Politik / 10.05.2019 • 15:28 Uhr / 3 Minuten Lesezeit
Am 6. Februar wurde die Bluttat in der BH Dornbirn verübt. VOL/Pletsch
Am 6. Februar wurde die Bluttat in der BH Dornbirn verübt. VOL/Pletsch

Innenausschuss: ÖVP und FPÖ wollen vorerst keine Kommission.

Birgit Entner-Gerhold

Wien Es liege kein Behördenversagen vor, erklärt Innenminister Herbert Kickl (FPÖ) am Donnerstag ein weiteres Mal zur Bluttat in der Bezirkshauptmannschaft Dornbirn.

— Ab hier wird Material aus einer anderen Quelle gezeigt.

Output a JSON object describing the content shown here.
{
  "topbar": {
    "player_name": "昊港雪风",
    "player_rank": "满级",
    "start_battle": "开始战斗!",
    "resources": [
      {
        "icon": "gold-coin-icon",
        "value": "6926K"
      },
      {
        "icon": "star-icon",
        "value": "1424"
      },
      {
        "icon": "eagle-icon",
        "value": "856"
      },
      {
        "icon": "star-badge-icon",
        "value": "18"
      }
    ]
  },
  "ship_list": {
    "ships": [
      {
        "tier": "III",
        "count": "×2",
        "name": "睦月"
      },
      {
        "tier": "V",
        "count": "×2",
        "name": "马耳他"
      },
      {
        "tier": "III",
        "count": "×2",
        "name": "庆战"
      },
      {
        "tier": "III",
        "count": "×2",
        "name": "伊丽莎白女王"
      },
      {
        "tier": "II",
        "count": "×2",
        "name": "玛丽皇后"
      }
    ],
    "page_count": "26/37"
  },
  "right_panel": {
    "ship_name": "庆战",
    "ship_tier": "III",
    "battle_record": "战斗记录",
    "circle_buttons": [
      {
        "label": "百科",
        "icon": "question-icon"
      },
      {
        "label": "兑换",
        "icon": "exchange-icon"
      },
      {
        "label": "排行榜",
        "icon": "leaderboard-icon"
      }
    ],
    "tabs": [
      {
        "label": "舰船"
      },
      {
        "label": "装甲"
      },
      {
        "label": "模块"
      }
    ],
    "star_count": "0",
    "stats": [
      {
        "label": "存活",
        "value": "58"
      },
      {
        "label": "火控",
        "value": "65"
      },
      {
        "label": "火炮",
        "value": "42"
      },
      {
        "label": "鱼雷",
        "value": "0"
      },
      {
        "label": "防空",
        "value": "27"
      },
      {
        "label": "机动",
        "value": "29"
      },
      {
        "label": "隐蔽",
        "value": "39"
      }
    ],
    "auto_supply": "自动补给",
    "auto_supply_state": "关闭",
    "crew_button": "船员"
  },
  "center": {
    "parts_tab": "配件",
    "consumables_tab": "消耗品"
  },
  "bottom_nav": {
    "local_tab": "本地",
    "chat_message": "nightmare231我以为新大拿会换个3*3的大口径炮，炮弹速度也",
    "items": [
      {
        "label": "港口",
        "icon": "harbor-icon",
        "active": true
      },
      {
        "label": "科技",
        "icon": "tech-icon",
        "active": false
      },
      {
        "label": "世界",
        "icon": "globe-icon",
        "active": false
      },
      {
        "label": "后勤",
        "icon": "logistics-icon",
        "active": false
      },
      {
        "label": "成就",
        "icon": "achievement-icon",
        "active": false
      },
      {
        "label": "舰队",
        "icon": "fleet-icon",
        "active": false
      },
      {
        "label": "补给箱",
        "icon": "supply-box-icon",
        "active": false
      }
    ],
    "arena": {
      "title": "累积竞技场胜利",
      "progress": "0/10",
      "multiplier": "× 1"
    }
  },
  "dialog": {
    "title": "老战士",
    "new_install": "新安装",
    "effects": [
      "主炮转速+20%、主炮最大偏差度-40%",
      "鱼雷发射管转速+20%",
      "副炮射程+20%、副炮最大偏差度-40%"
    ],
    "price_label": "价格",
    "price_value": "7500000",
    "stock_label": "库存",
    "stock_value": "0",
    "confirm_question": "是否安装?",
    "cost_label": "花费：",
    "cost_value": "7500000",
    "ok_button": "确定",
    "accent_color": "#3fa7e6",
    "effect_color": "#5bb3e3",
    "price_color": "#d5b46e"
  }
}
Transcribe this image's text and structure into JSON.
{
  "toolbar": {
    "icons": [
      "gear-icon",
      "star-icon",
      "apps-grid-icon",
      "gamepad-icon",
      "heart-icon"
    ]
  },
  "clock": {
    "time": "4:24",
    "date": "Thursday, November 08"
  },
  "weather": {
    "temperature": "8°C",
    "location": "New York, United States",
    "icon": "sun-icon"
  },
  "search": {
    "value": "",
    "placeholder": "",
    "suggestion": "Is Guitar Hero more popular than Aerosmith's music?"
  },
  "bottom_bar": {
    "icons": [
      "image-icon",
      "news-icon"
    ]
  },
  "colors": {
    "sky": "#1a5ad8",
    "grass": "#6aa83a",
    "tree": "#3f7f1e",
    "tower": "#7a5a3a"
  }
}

Das hatte der Ressortchef bereits Mitte April gesagt. In Anfragebeantwortungen an Neos und SPÖ hielt er fest, dass es die aktuelle Gesetzeslage nicht erlaubt habe, den Mann, der den Sozialamtsleiter getötet haben soll, festzunehmen. Die Rede ist von einem amtsbekannten, in Vorarlberg geborenen und aufgewachsenen türkischen Asylwerber. Dass für ihn ein Aufenthalts- beziehungsweise Rückkehrverbot galt, wusste das Bundesamt für Fremdenwesen, erklärte der Innenminister damals. Die Sachlage sei bereits geklärt, eine eigene Taskforce brauche es dafür also nicht, hieß es im Innenressort auch Anfang März; rund einen Monat nach der Bluttat.

Der Vorarlberger SPÖ-Mandatar Reinhold Einwallner sieht das anders: „Die politische Verantwortung ist nach wie vor offen.“ Es gebe verschiedene juristische Einschätzungen des Falles, hält seine Parteikollegin Angela Lueger in einem Entschließungsantrag fest, den sie im Innenausschuss des Nationalrats eingebracht hatte. Bevor neue Gesetze vorgeschlagen werden, müsste der Sachverhalt bis ins Detail geklärt sein. Lueger schlägt daher vor, eine Sonderkommission für die Untersuchung des Falls einzurichten. Ihr Antrag wurde allerdings vertagt. „ÖVP und FPÖ haben ihn damit auf den Sankt Nimmerleinstag verschoben“, ärgert sich Einwallner. Die Regierungsparteien würden keinerlei Interesse an notwendiger Transparenz und Aufklärung zeigen. Abgeschmettert wurde auch ein Antrag der Liste Jetzt. Wie die VN berichteten, fordert auch sie eine unabhängige Untersuchungskommission zum Fall in Dornbirn. Die Kommission solle juristische Fragen prüfen, klären, ob behördliches Versagen vorliegt und hinterfragen, ob die Warnung einer Vorarlberger Beamtin vor dem mutmaßlichen Täter überhaupt ernst genommen worden ist.